UNITED STATES: Race and class — The politics of death

July 26, 2000
Issue 

SAN FRANCISCO — Is it wrong for the state to murder its own citizens?

In the United States, the answer is no. If you're convicted of murder, capital punishment (as the death penalty is euphemistically called) is carried out by the state. This has been true since 1976; and a majority of people in the US today support it.

Why do so many people here favour this uncivilised act? It is not simply the "eye for an eye" belief (retribution) taught by the Christian bible. No, if revenge was the reasoning, not much could be said except that legal murder makes you morally equal to the person executed.

There is a more honest argument raised: that capital punishment will lead to fewer murders. However, abolitionists, like myself, can document how legal murder by the state has little to do with justice or deterrence. Illegal murderers don't sit around deciding whether to kill someone based on facing the ultimate punishment.

Morally, the death penalty is wrong. Practically, it accomplishes little more than to allay people's fear that convicted murderers could one day go free to kill again. Some pro-death politicians even say that it's better to kill them all and make one or two mistakes than to ban capital punishment.

The issue of legal murder by the state has become an issue in the US presidential election. New scientific and statistical evidence indicates that innocent people have been on death row. Most people in the US do not believe that an innocent person should be killed by the state.

Since 1976, a third of all executions in the US have occurred in the state of Texas. Some 133 people (at July 9) have been put to death under Governor George W. Bush.

Bush is the Republican Party presidential candidate. Al Gore, the US vice-president, is the Democratic Party presidential candidate. Both are strong supporters of capital punishment.

A disproportionate number of people on death row are African Americans and other minorities. In general, blacks and Latinos are convicted of crimes at a higher rate than whites.

The reason is racial profiling. Human Rights Watch, a privately financed group based in New York City, found in a recent study that black men are sent to state prison on drug charges at 13 times the rate of white men.

The June 10 Economist magazine noted that the death penalty (with some exceptions for treason) is banned in 108 countries. According to Amnesty International, in 1999 the US, China, Congo, Iran and Saudi Arabia accounted for 85% of the world's executions.
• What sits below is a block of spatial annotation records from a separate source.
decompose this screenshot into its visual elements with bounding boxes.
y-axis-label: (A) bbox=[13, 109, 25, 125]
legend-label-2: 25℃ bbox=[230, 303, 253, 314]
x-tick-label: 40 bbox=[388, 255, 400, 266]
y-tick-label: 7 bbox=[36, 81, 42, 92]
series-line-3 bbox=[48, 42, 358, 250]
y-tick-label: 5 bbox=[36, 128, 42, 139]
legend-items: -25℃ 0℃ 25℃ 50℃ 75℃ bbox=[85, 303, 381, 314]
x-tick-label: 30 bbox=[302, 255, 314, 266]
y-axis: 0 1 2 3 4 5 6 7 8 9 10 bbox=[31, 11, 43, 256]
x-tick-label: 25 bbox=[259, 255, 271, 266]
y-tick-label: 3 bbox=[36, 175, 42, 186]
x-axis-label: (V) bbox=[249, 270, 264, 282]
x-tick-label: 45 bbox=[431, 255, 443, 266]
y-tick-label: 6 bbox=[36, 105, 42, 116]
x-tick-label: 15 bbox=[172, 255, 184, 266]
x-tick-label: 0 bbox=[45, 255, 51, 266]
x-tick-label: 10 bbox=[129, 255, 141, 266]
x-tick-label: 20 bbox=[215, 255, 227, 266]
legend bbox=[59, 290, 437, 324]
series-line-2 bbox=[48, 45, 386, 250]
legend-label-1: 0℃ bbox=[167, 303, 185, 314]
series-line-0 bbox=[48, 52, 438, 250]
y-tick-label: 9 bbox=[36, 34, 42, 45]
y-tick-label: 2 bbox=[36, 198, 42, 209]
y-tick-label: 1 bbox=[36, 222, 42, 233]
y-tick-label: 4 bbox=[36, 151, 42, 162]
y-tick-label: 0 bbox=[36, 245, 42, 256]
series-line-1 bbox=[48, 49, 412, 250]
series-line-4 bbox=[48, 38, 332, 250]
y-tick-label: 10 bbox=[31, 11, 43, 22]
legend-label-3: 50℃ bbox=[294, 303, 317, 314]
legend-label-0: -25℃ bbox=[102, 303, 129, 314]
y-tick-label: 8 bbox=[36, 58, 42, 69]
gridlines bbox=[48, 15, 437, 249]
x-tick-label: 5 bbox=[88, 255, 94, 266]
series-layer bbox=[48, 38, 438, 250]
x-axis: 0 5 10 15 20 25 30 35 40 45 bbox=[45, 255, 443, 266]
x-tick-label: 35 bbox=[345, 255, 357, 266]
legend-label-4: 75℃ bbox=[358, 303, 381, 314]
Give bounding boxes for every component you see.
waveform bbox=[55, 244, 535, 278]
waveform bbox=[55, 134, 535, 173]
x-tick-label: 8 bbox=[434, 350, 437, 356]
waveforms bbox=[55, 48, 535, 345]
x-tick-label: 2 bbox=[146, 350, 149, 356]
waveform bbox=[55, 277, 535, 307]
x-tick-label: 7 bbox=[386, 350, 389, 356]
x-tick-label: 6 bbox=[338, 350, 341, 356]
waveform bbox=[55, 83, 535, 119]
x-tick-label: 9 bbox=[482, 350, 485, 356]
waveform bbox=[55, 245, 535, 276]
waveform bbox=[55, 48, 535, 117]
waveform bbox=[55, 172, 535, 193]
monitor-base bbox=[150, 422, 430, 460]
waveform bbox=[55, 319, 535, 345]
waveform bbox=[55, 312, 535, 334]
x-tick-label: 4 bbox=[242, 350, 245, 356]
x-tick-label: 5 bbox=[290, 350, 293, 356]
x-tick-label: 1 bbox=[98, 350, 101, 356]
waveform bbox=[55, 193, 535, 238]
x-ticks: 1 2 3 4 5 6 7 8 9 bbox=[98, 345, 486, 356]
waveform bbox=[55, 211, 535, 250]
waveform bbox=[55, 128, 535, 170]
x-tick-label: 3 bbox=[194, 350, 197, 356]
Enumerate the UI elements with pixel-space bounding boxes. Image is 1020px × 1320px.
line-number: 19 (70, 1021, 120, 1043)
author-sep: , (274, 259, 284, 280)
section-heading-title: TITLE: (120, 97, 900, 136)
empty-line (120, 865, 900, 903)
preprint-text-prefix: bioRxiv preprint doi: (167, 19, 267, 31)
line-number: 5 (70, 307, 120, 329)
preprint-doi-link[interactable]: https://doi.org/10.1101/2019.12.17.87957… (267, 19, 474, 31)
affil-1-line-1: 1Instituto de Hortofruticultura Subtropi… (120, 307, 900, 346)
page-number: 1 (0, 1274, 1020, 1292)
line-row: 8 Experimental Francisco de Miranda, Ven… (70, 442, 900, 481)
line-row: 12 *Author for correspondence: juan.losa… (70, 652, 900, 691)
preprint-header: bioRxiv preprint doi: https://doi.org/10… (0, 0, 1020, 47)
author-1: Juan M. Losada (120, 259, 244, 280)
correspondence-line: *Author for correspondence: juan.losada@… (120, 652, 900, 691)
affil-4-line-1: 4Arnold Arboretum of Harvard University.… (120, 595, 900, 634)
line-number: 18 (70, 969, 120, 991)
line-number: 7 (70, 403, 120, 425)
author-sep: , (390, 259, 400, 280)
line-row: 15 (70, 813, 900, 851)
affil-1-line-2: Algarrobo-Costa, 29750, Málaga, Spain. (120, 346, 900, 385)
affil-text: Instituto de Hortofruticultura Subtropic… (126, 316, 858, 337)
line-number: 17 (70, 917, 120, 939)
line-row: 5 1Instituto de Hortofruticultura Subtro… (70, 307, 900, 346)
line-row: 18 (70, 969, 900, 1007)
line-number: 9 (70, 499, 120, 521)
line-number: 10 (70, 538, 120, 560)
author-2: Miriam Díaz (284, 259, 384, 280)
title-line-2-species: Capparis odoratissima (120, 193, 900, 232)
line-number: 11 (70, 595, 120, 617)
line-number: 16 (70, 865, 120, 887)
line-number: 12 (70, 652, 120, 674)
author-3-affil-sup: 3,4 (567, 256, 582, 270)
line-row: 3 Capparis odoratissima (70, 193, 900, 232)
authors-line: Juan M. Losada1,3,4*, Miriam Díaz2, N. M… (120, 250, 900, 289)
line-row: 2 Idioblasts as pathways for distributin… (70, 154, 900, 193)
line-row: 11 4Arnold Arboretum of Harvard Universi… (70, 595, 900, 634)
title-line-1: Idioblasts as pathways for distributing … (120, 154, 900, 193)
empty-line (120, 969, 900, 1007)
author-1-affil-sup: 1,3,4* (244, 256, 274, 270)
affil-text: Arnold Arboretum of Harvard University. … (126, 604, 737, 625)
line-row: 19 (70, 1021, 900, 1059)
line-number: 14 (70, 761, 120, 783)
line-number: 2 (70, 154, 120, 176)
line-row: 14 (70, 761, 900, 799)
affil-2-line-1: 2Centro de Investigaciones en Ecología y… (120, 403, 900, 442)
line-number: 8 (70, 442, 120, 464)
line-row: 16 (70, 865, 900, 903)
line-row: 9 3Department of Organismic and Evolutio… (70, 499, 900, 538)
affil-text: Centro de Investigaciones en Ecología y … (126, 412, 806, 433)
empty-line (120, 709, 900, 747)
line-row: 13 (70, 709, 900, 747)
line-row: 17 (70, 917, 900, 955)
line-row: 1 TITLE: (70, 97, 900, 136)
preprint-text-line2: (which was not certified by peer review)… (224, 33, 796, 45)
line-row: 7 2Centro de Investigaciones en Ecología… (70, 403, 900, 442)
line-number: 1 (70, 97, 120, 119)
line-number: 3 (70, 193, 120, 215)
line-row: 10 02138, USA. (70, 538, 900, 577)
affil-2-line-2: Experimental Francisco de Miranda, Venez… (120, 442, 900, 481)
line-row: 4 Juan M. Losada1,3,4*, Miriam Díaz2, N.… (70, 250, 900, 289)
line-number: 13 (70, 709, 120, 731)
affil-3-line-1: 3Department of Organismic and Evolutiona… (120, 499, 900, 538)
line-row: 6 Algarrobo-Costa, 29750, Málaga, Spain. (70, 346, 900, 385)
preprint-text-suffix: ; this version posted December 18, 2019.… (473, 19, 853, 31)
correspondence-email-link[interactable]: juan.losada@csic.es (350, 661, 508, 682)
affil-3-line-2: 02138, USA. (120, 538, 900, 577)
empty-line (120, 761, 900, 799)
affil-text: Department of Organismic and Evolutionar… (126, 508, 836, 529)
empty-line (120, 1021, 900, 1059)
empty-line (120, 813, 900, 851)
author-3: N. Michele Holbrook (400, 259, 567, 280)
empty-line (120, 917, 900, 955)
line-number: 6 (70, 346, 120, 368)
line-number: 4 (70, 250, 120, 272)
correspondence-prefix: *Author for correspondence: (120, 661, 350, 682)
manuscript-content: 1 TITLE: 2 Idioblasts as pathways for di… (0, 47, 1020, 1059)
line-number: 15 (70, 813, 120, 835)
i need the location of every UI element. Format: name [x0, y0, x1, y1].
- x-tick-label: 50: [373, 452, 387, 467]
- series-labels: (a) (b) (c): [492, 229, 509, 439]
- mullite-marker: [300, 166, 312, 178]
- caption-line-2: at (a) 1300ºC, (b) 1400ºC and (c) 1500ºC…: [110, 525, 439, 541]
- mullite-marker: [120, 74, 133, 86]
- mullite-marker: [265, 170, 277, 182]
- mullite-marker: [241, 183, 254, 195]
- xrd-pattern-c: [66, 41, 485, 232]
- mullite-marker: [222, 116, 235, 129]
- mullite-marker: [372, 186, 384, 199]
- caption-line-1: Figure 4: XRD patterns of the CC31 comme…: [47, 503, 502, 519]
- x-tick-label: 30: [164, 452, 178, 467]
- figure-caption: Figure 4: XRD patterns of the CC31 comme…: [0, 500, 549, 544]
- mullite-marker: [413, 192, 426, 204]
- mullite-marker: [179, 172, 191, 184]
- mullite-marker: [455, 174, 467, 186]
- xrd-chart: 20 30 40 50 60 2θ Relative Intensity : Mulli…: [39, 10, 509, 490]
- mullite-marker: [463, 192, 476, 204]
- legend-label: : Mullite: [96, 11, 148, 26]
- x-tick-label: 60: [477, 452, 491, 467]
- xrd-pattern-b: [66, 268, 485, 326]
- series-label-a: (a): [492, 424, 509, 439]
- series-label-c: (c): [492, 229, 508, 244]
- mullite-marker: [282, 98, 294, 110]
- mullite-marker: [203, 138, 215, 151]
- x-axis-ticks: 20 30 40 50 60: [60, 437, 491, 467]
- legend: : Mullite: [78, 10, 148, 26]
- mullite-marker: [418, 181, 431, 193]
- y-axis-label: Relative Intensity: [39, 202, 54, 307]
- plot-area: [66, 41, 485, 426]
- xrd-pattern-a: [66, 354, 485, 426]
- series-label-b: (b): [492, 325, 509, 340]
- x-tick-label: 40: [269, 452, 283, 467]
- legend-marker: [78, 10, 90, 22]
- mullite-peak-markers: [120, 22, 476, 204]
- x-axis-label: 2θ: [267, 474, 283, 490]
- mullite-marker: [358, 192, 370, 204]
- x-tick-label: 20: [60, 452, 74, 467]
Since 1976, when the death penalty was reintroduced in the US, 642 people have been executed (as of July 9). Over the same period, 87 people on death row were exonerated. In some cases, the reprieve was hours before execution.

In 1999, 98 people were legally murdered. The death toll .Jthis year is expected to be more than 100. Texas alone is averaging one legal killing per week.

The federal government recently decided to postpone its first execution in nearly 40 years until new clemency procedures are developed. The last federal execution occurred when Democrat John F. Kennedy was president. The main reason for the postponement is the deepening anger about racial profiling and geographic disparities in punishment.

Of the 21 inmates facing federal death sentences, 17 are members of racial minorities; 13 are African Americans. The geographical disparities are also startling: 14 of the 21 inmates are from three states — Texas, Virginia and Missouri.

The July 7 New York Times reported: "Going back to 1988, the [US] attorney general has authorized the death penalty against 199 defendants, according to the death penalty project Federal Death Penalty Resource Project, an organization opposed to capital punishment. Three-fourths of these defendants have been members of minority groups, with 103 of them African-Americans, the project said."

The growing popular tide to change capital punishment began last January when Republican Governor George Ryan of Illinois announced a moratorium on executions until the state was able to get its house in order. A strong supporter of capital punishment, Ryan condemned the state's "shameful record of convicting innocent people".

The change of policy came after a local professor's journalism class exposed how innocent people were put in jail and on death row. Added pressure came from the promise of DNA testing.

Over the past decade, DNA technology has played an increasing role in correcting mistakes made by police, prosecutors and judges. One of the most famous cases involved Clyde Charles, who spent nine years persuading Louisiana courts to let him have the DNA test that eventually exonerated him. So far, only two states (New York and Illinois) require DNA testing.

As DNA testing reveals the innocence of death row inmates, it's not surprisingly that support for capital punishment is declining. It is now just 66%, and only 52% if "life without parole" is a sentencing option.

While Congress and the White House discuss allowing DNA testing and more funds to provide lawyers for the poor, the rise in death row inmates is directly tied to government policies. The Clinton administration drafted the anti-civil liberties Anti-terrorism and Death Penalty Reform Act, passed by Congress in 1996. That law allows secret evidence and sets shorter time limits for court appeals by death row inmates. It also cuts funding for legal aid centres in 20 states.

While the movement to abolish capital punishment remains small, the changing public views on DNA testing and racial profiling (although less so on the latter) means legal murder in the US can be slowed down.